When I was a vice-president of marketing, we would review the positioning on a regular cadence every six months. We’d sit down together as a team and see if anything had changed since the last time we looked at our positioning. Specifically, we’d look at whether the competitive alternatives had changed — were there different competitors in the market than six months ago, or was anything else different? And then we would look at our own differentiated capabilities and question whether they were the same as six months ago. Had we added new things, or had our competitors caught up to us? In some cases, a differentiating factor six months ago might no longer be a differentiator because your competitors have matched you.

This regular check-in allowed us to assess whether our value proposition was the same as six months earlier and whether we were still a good fit for the same customers. We scanned for early warning signs rather than waiting for a more serious situation to develop.

If you do this process and find something in the mix has changed, then it’s likely you’ll want to go back and adjust your positioning given the new set of inputs.

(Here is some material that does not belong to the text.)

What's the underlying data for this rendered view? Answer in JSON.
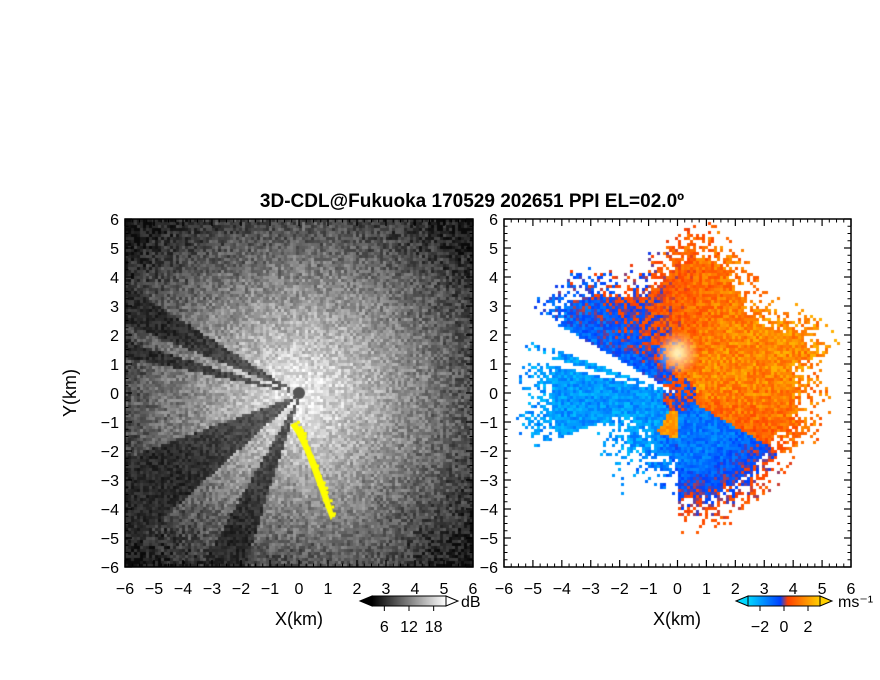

MaRS: What sales data and metrics are useful to help develop product positioning?

April Dunford: I wish I had a better answer for this one. Weak positioning impacts your entire marketing funnel. In the early stages, you will find you are attracting prospects that are not your best fit. Once prospects are in the funnel, weak positioning will often result in customers scratching their heads, trying to figure out what you really are. This means your deals close slowly. Later you will see customers asking for discounts because they don’t really appreciate the value you can deliver. And lastly, you will often see high churn as customers discover your product wasn’t really what they wanted and they find something else that’s a better fit.

If you have a sales team, the most common symptom of weak positioning can be heard on a first sales call with a customer. You will see customers asking questions as they try to figure out how to categorize what you do. You will hear them attempting to compare you to businesses you don’t compete with. Often you will hear them asking questions like, “So what are you again?” or “I get this, but I’m not really sure how it’s different from what I’m doing right now.”

If you have existing very happy customers and yet still have very confused customers in the early stages of a sales process, that could be a sign you have a gap between the reality of why customers love you and the way you are representing your product to new prospects.